Schreber advocated both his "systematic remedial exercises" and countryside exercise for urban youth. During his time, the term Volksgesundheit (public health) was coined. Back then, it comprised the idea of a "healthy relief of excessive energy", as Schreber rigidly opposed masturbation and even experimented with mechanical devices to prevent it in adolescents (see below).

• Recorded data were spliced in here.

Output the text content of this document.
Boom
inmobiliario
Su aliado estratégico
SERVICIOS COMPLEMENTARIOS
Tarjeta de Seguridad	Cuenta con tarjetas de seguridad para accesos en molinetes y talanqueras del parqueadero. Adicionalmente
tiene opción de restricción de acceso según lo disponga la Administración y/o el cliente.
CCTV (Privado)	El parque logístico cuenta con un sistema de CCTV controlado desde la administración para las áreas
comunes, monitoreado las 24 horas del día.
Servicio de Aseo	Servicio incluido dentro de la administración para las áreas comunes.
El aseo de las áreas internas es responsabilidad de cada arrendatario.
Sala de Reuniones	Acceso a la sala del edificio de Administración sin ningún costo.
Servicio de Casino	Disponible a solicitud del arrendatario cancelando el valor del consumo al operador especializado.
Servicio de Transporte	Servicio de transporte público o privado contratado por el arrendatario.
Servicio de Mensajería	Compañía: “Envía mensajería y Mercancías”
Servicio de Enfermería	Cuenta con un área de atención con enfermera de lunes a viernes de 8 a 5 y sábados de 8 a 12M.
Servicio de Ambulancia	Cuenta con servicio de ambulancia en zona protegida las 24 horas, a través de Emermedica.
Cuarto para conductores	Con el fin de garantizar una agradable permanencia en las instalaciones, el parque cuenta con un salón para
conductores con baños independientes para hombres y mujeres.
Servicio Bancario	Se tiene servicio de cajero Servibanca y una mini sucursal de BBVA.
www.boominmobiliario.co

Due to the limited success of these methods, he advocated for playgrounds out of town, as urban housing had too little space for children to move about.

==Allotment gardens==

Schreber was the founder of the eponymous "Schreber movement", although that term was used only after his death. In 1864, Leipzig school principal Ernst Innozenz Hauschild established the first Schrebergarten, the German term for what are known in English as allotments or community gardens, by leasing land for the physical exercise of children.

==Poisonous pedagogy==

One of his sons, Daniel Paul Schreber, wrote an autobiographical account of what is now assumed to have been paranoid psychosis (a term not coined back then), Memoirs of My Nervous Illness (original German title Denkwürdigkeiten eines Nervenkranken). The notes were later analysed by Sigmund Freud on the theoretical basis of psychoanalysis.

Two other children of Schreber also suffered from mental disease. One of them, his oldest son Daniel Gustav Schreber, died by suicide.

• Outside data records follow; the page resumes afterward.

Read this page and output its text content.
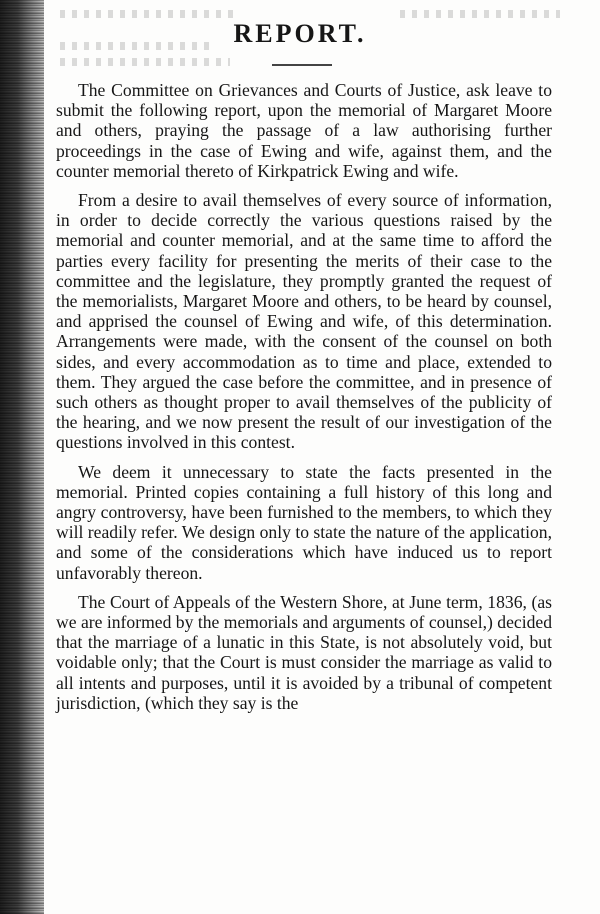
REPORT.

The Committee on Grievances and Courts of Justice, ask leave to submit the following report, upon the memorial of Margaret Moore and others, praying the passage of a law authorising further proceedings in the case of Ewing and wife, against them, and the counter memorial thereto of Kirkpatrick Ewing and wife.

From a desire to avail themselves of every source of information, in order to decide correctly the various questions raised by the memorial and counter memorial, and at the same time to afford the parties every facility for presenting the merits of their case to the committee and the legislature, they promptly granted the request of the memorialists, Margaret Moore and others, to be heard by counsel, and apprised the counsel of Ewing and wife, of this determination. Arrangements were made, with the consent of the counsel on both sides, and every accommodation as to time and place, extended to them. They argued the case before the committee, and in presence of such others as thought proper to avail themselves of the publicity of the hearing, and we now present the result of our investigation of the questions involved in this contest.

We deem it unnecessary to state the facts presented in the memorial. Printed copies containing a full history of this long and angry controversy, have been furnished to the members, to which they will readily refer. We design only to state the nature of the application, and some of the considerations which have induced us to report unfavorably thereon.

The Court of Appeals of the Western Shore, at June term, 1836, (as we are informed by the memorials and arguments of counsel,) decided that the marriage of a lunatic in this State, is not absolutely void, but voidable only; that the Court is must consider the marriage as valid to all intents and purposes, until it is avoided by a tribunal of competent jurisdiction, (which they say is the
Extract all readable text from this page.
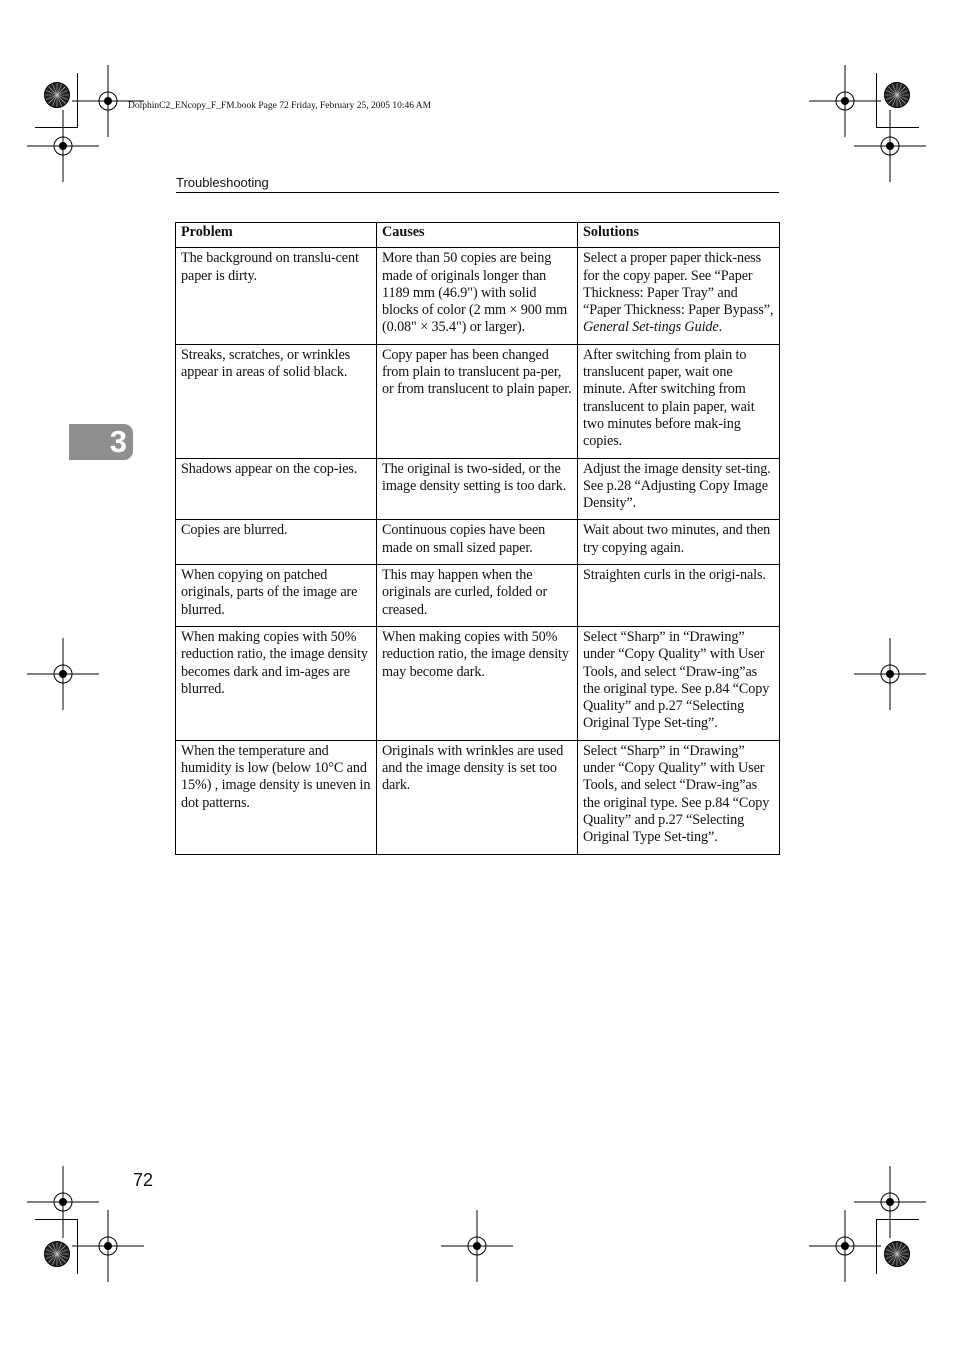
DolphinC2_ENcopy_F_FM.book Page 72 Friday, February 25, 2005 10:46 AM
Troubleshooting
3
Problem	Causes	Solutions
The background on translu-cent paper is dirty.	More than 50 copies are being made of originals longer than 1189 mm (46.9") with solid blocks of color (2 mm × 900 mm (0.08" × 35.4") or larger).	Select a proper paper thick-ness for the copy paper. See “Paper Thickness: Paper Tray” and “Paper Thickness: Paper Bypass”, General Set-tings Guide.
Streaks, scratches, or wrinkles appear in areas of solid black.	Copy paper has been changed from plain to translucent pa-per, or from translucent to plain paper.	After switching from plain to translucent paper, wait one minute. After switching from translucent to plain paper, wait two minutes before mak-ing copies.
Shadows appear on the cop-ies.	The original is two-sided, or the image density setting is too dark.	Adjust the image density set-ting. See p.28 “Adjusting Copy Image Density”.
Copies are blurred.	Continuous copies have been made on small sized paper.	Wait about two minutes, and then try copying again.
When copying on patched originals, parts of the image are blurred.	This may happen when the originals are curled, folded or creased.	Straighten curls in the origi-nals.
When making copies with 50% reduction ratio, the image density becomes dark and im-ages are blurred.	When making copies with 50% reduction ratio, the image density may become dark.	Select “Sharp” in “Drawing” under “Copy Quality” with User Tools, and select “Draw-ing”as the original type. See p.84 “Copy Quality” and p.27 “Selecting Original Type Set-ting”.
When the temperature and humidity is low (below 10°C and 15%) , image density is uneven in dot patterns.	Originals with wrinkles are used and the image density is set too dark.	Select “Sharp” in “Drawing” under “Copy Quality” with User Tools, and select “Draw-ing”as the original type. See p.84 “Copy Quality” and p.27 “Selecting Original Type Set-ting”.
72
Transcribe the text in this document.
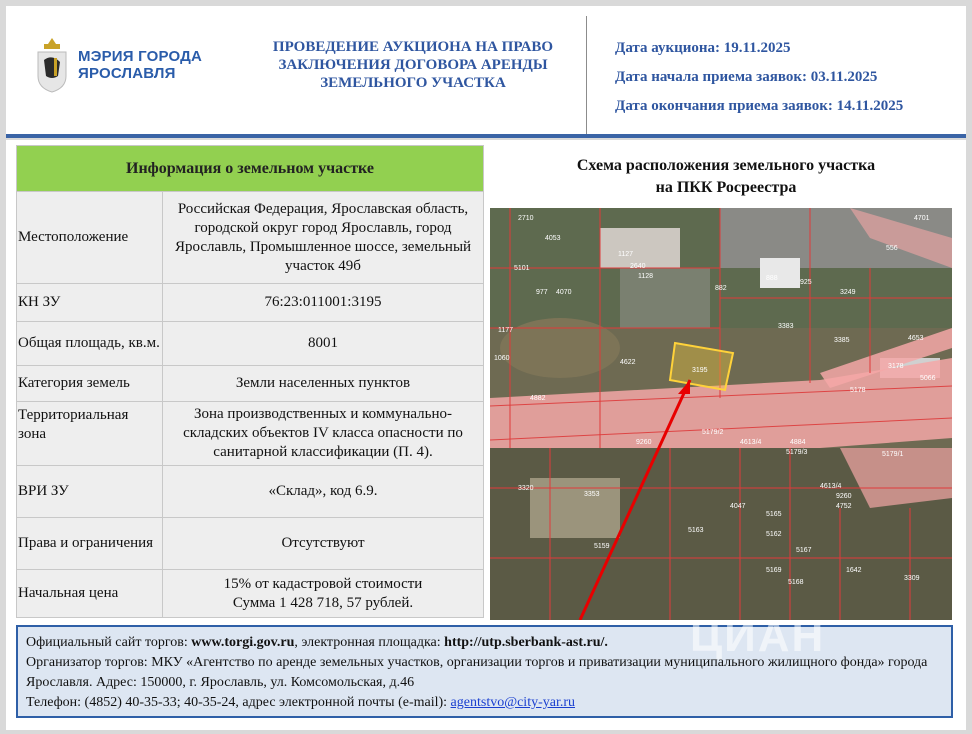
МЭРИЯ ГОРОДА
ЯРОСЛАВЛЯ
ПРОВЕДЕНИЕ АУКЦИОНА НА ПРАВО ЗАКЛЮЧЕНИЯ ДОГОВОРА АРЕНДЫ ЗЕМЕЛЬНОГО УЧАСТКА
Дата аукциона: 19.11.2025
Дата начала приема заявок: 03.11.2025
Дата окончания приема заявок: 14.11.2025
Информация о земельном участке	
Местоположение	Российская Федерация, Ярославская область, городской округ город Ярославль, город Ярославль, Промышленное шоссе, земельный участок 49б
КН ЗУ	76:23:011001:3195
Общая площадь, кв.м.	8001
Категория земель	Земли населенных пунктов
Территориальная зона	Зона производственных и коммунально-складских объектов IV класса опасности по санитарной классификации (П. 4).
ВРИ ЗУ	«Склад», код 6.9.
Права и ограничения	Отсутствуют
Начальная цена	15% от кадастровой стоимости
Сумма 1 428 718, 57 рублей.
Схема расположения земельного участка
на ПКК Росреестра
3195
2710
4053
1127
2640
1128
5101
977 4070
882
888
925
3249
4701
556
1177
3383
3385	4653
1060
4622
3178
5066
4882
5178
5179/2
9260	4613/4	4884
5179/3	5179/1
4613/4
9260
4752
3320
3353
4047
5165
5163
5162
5167
5159
5169
5168
1642
3309
Официальный сайт торгов: www.torgi.gov.ru, электронная площадка: http://utp.sberbank-ast.ru/.
Организатор торгов: МКУ «Агентство по аренде земельных участков, организации торгов и приватизации муниципального жилищного фонда» города Ярославля. Адрес: 150000, г. Ярославль, ул. Комсомольская, д.46
Телефон: (4852) 40-35-33; 40-35-24, адрес электронной почты (e-mail): agentstvo@city-yar.ru
ЦИАН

According to Alice Miller, Schreber was a foremost figure of what she called poisonous pedagogy, in a translation of Katharina Rutschky's term Schwarze Pädagogik (literally: black pedagogy). Miller analysed the social impact of this rigid attitude towards child rearing and pedagogy.

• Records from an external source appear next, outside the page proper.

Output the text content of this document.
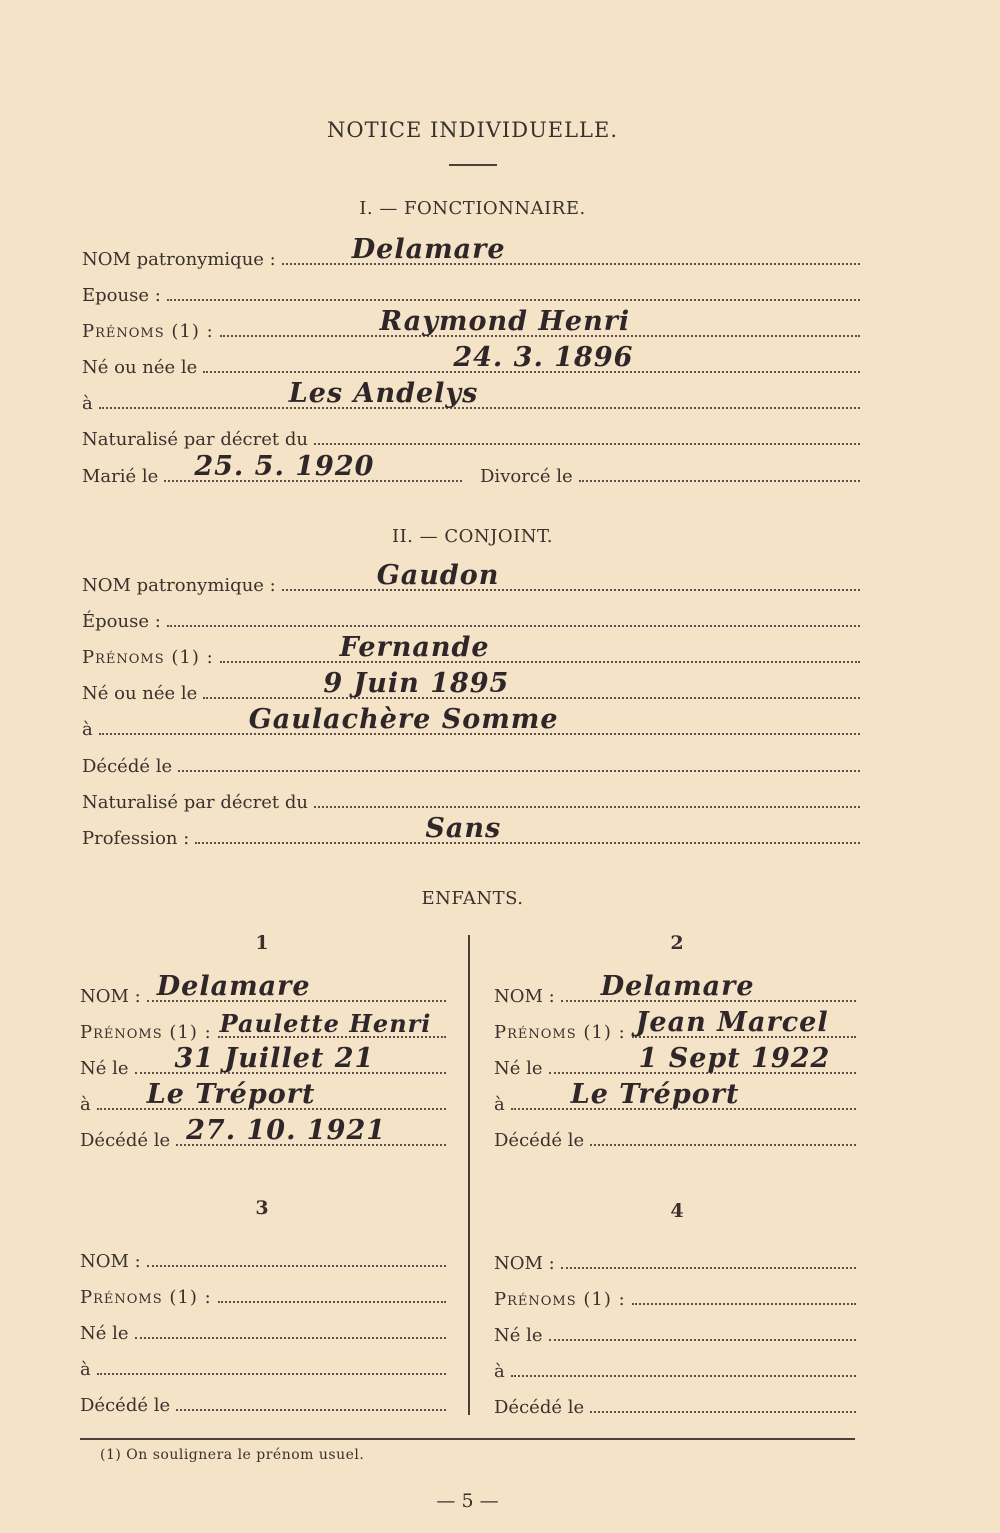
NOTICE INDIVIDUELLE.
I. — FONCTIONNAIRE.
NOM patronymique :	Delamare
Epouse :
Prénoms (1) :	Raymond Henri
Né ou née le	24. 3. 1896
à	Les Andelys
Naturalisé par décret du
Marié le 25. 5. 1920	Divorcé le
II. — CONJOINT.
NOM patronymique :	Gaudon
Épouse :
Prénoms (1) :	Fernande
Né ou née le	9 Juin 1895
à	Gaulachère Somme
Décédé le
Naturalisé par décret du
Profession :	Sans
ENFANTS.
1
NOM : Delamare
Prénoms (1) : Paulette Henri
Né le 31 Juillet 21
à Le Tréport
Décédé le 27. 10. 1921
2
NOM : Delamare
Prénoms (1) : Jean Marcel
Né le	1 Sept 1922
à Le Tréport
Décédé le
3
NOM :
Prénoms (1) :
Né le
à
Décédé le
4
NOM :
Prénoms (1) :
Né le
à
Décédé le
(1) On soulignera le prénom usuel.
— 5 —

Miller wrote in this context: "The father of the paranoid patient Schreber whom Freud described, had written several educational books, which were so successful in Germany that some of them were reprinted forty times and translated into several languages."

The influence of this pedagogy on Daniel Paul Schreber has also been analyzed by Morton Schatzman (Soul Murder: Persecution in the Family (ISBN 0-394-48148-8), 1974) and other authors.